An Early Block to Erythro-Megakaryocytic Development Conferred by Loss of Transcription Factor GATA-1.

Transcription factor GATA-1 is essential at multiple stages of hematopoiesis. Murine gene targeting and analysis of naturally occurring human mutations demonstrate that GATA-1 is required for the maturation of committed erythroid precursors and megakaryocytes. Prior studies also suggest additional, poorly defined, roles for GATA-1 at earlier stages of erythro-megakaryocytic development. To investigate these functions further, we studied hematopoietic differentiation of Gata1⁻ murine embryonic stem cells on OP9 stroma with the cytokine thrombopoietin (TPO) present. Initially, the Gata1⁻ cultures generated a wave of mutant megakaryocytes, but these were rapidly overgrown by a unique population of TPO-dependent blasts that continued to proliferate for more than 6 months in culture. These immature Gata1⁻ cells arose reproducibly in culture without growth lag or crisis, indicating that they derive directly from loss of GATA-1 and not from random genetic events acquired during cell culture. The cells express transcription factors GATA-2, FOG-1 and PU.1 and exhibit the surface phenotype Lin⁻, Sca1⁻, IL7R⁻, CD41⁺, cKit⁺, CD9⁺, and GPIb^low. Importantly, upon restoration of GATA-1 function, these cells undergo both erythroid and megakaryocytic differentiation, as assessed by morphology, ultrastructural analysis and the induction of lineage-specific markers. Clonal analysis shows that individual cells maintain the capacity for erythro-megakaryocytic differentiation. Hence, we term this unique population G1ME for Gata1⁻ -Megakaryocyte-Erythroid.
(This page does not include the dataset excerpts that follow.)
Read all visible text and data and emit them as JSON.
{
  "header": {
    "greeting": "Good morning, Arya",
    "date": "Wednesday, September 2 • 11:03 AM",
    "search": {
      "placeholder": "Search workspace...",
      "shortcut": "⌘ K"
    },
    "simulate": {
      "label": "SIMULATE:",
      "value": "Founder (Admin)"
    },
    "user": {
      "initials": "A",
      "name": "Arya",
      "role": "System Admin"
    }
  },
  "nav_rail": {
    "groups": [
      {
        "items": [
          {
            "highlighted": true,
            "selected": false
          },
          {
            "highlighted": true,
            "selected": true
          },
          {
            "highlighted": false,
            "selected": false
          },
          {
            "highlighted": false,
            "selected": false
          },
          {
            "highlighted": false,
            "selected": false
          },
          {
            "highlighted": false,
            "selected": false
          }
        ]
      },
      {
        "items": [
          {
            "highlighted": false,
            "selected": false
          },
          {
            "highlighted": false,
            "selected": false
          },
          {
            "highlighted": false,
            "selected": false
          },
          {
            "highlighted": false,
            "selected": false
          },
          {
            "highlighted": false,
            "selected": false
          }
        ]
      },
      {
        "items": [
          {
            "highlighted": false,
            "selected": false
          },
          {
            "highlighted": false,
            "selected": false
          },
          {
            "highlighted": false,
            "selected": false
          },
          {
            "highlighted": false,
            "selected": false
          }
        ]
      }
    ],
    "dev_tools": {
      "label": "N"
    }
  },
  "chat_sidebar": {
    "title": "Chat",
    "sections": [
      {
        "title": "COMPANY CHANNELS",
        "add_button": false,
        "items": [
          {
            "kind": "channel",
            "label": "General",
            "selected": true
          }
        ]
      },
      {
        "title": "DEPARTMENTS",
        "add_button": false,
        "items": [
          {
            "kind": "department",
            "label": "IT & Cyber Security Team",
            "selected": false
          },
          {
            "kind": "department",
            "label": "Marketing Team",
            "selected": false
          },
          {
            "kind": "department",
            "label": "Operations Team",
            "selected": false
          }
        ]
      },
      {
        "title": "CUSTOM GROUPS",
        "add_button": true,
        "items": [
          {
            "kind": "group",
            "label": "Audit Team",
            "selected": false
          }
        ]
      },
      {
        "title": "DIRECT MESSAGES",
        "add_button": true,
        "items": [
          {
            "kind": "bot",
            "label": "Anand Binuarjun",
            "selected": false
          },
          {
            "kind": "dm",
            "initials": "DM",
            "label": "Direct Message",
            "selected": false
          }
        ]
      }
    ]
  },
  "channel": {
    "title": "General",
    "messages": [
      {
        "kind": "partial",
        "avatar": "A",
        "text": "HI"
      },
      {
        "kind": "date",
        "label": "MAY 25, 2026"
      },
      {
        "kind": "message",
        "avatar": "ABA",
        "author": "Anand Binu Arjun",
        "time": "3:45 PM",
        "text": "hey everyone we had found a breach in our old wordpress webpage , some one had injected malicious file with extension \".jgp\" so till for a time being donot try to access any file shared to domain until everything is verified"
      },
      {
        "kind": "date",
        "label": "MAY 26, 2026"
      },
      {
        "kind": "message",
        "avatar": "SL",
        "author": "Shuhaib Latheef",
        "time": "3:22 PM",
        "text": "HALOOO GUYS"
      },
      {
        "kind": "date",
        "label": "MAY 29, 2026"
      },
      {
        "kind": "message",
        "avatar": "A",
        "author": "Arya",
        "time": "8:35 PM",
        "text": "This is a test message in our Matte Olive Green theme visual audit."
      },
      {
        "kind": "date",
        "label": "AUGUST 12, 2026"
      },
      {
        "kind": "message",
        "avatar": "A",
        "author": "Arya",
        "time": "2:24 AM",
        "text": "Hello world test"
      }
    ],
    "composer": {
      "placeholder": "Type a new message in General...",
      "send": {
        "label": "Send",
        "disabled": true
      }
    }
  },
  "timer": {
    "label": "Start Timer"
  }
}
To determine if G1ME cells are present in vivo, we analyzed E13.5 fetal livers of Gata1⁻/Gata1^wild-type chimeric embryos. Flow cytometry analysis demonstrates an expanded population of cells expressing the G1ME surface phenotype. Individual cells within this population also exhibit TPO-dependency, extensive proliferative capacity and GATA-1-dependent biphenotypic erythro-megakaryocytic maturation in vitro. Our findings indicate that the loss of GATA-1 impairs the maturation of a specific megakaryocyte-erythroid progenitor. This defines a new role for GATA-1 at a relatively early stage of hematopoiesis and provides potential insight into recent discoveries that human GATA1 mutations promote acute megakaryoblastic leukemia (AMKL), a clonal malignancy with features of both erythroid and megakaryocyte maturation.